Ivy rolled her eyes, and Austin wasn’t sure if that was at her teenage self or the teenage boy.
“I was going to be an artist.” She said the word with a French accent and then wrinkled her nose at him. “Truthfully, it was easier to reject the kids before they could reject me. It hurt less that way.” They climbed into his truck, which he turned on to warm up while he continued to listen to her. Although he knew she was telling him the truth, it was still hard to wrap his mind around the description she was giving, versus the woman in front of him. “Kids can be cruel, and I never really fit in here,” she said softly. “Considering I was born and raised here, that was really hard. It took me a good long while to figure out where I belonged. Who I was. What I cared about.”
She shrugged, looking out the fogged-up window, refusing to meet his eye as she talked. “I think the hardest part of all was living in Iris’ shadow. She was everything I wasn’t. Popular. Loved. Smart. Tall. Athletic. People didn’t shove her into lockers or into toilets.”
He let the silence stretch out between them as she stared and stared out the passenger side window. Finally, she turned towards him, her eyes suspiciously bright. “Well anyway,” she said, her voice scratchy. She cleared it and tried it again. “Life in Sawyer wasn’t always easy, but that’s why I left. Being an adult, I could.” She shrugged. “I just had to wait my time.”
He nodded slowly, putting the tr
uck in reverse and pulling out of the parking spot. They headed out of the parking lot and back onto the main highway that stretched between Franklin and Sawyer.
He didn’t say anything. He didn’t really know what to say. In a lot of ways, their lives were exact opposites from each other. Growing up was wonderful for him. Perfect in practically every way. It wasn’t until he left for college that his life fell apart.
Ivy’s life, on the other hand, didn’t really start until college.
It was funny to look at the world that way.
He stayed silent. If she wanted to talk, he’d let her. He would listen to whatever she needed to tell him.
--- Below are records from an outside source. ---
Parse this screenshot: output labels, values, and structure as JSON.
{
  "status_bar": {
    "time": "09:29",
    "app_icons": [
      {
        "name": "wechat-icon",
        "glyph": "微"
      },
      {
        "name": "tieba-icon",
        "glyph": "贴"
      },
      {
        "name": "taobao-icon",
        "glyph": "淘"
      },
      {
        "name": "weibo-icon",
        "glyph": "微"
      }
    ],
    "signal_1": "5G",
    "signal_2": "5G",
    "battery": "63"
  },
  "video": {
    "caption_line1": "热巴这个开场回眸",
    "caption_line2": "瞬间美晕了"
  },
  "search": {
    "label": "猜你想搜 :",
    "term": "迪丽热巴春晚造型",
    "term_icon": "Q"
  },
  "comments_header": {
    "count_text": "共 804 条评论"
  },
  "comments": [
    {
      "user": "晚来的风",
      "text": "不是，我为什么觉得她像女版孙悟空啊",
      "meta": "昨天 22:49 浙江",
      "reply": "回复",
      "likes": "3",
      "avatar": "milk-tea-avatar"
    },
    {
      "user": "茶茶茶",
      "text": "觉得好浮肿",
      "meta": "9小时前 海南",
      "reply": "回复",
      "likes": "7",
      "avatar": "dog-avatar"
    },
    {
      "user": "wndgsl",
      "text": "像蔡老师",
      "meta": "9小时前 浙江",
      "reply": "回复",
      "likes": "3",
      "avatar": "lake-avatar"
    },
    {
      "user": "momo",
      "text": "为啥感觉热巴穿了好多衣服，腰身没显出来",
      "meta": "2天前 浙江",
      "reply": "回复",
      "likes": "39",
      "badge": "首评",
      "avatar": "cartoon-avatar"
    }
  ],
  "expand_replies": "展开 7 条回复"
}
“I wanted to kill myself,” she said softly. So softly he wasn’t quite sure he’d heard her right. Surely that wasn’t what she’d said. He took a quick peek at her and the look on her face…
He had heard her right.
Before he could say anything – was there anything to be said to statements like that? – she continued on. “I was too much of a wimp. I sat in the art closet after school – I don’t know where Mrs. Henderson was at that day – and thought about ending it all. I debated my choices. Hanging. Pills. My dad’s handgun. Where I’d do it. When I’d do it.
“And then, I stood up and went home and pretended nothing was wrong. Because I couldn’t actually kill myself. If I were more brave, I probably would have. If there’d been a way to do it where I wouldn’t feel any pain – I’d just go to sleep and never wake up – I’m sure I would’ve done it. I just wanted to disappear, but I didn’t want to cause Iris and my parents any pain, so I wanted to disappear completely.
“I watched It’s a Wonderful Life every year at Christmas, so I knew that the world would be worse off without me. Blah blah blah. But I didn’t believe it. I just didn’t want my parents to have to wonder where they went wrong.